Put simply, blaming the bowling is simply an attempt to project from the reality of where England went badly wrong – the top order batting. Cook was poor, Duckett was brand new, Ballance was lucky to be in the team and was extremely poor, Root was poor. Not many sides can handle the core of their batting malfunctioning repeatedly and go on to win. And here is the problem for India, for it is hardly a shock to anyone to know that they have superior spinners, but for England to have a chance they need in particular for Cook and Root to step up and score runs – and lots and lots of them. They are more than capable of course, Root is a fine player and Cook is an exceptionally good player of spin, and for an opener a phenomenal one. But they could and should be feeling particularly uncomfortable with the way the spinners are getting the blame for not winning a series that was fundamentally about the inability of the England batting to reach 300 in any innings – and only once getting close because the middle and lower order got them there.
Furthermore, of the England players Ben Stokes is the one who can really hold his head up, his bowling was outstanding and his batting was good enough to score more runs than anyone else.
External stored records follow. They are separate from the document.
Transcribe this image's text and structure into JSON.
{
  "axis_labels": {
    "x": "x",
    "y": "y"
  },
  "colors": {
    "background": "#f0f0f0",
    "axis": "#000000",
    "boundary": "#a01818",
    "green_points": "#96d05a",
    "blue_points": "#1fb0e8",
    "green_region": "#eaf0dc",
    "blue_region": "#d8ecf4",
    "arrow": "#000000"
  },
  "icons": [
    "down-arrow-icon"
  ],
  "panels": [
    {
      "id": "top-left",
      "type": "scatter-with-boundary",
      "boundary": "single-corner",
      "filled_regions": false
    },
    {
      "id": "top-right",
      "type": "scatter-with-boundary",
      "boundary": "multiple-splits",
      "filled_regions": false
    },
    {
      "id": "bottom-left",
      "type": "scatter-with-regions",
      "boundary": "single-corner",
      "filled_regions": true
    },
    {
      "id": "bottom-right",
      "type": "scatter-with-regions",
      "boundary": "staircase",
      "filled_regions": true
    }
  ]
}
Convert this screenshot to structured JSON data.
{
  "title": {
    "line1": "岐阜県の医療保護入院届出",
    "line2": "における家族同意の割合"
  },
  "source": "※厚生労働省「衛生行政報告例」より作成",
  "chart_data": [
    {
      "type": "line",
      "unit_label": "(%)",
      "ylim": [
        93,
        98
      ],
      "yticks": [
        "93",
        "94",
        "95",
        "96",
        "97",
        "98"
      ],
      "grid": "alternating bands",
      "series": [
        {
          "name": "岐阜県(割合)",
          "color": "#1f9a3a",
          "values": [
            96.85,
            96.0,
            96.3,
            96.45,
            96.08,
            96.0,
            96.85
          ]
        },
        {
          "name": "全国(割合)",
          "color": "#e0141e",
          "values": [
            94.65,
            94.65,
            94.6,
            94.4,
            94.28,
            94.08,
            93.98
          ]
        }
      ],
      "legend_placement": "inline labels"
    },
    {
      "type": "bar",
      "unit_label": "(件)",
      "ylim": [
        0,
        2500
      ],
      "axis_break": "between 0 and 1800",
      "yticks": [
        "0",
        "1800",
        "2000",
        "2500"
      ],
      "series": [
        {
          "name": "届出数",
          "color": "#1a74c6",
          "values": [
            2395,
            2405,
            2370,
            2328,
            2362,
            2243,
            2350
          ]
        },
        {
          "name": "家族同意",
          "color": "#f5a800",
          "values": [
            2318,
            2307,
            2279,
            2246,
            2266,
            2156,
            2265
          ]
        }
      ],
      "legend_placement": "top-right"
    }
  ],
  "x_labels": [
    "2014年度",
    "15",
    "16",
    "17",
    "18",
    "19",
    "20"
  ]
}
Yet the comment about him largely concerns his behaviour in getting into a spat with opponents. Stokes is a fiery character alright, but it is peculiar to say the least that this gets attention and criticism ahead of the failures of those above him. This blog has expressed concern on a number of occasions that a few media types are waiting for him to fail so they can properly put the boot in – nothing has happened which changes that worry, for we know all too well that it has happened before.
Bangladesh can bask in the glow of a successful short series, while England go to India with a lot of questions to answer. It is to be hoped that some spend time on the questions that matter rather than wishing things were different than they are. That is nothing but carping. Whinging. And if it’s unfair on some of the England players, it’s more than just unfair when it comes to the Bangladesh ones – it’s disrespectful. This was an enjoyable and hard fought series, and one where a deciding Test would be just perfect. Bangladesh would be quite strongly fancied to win it.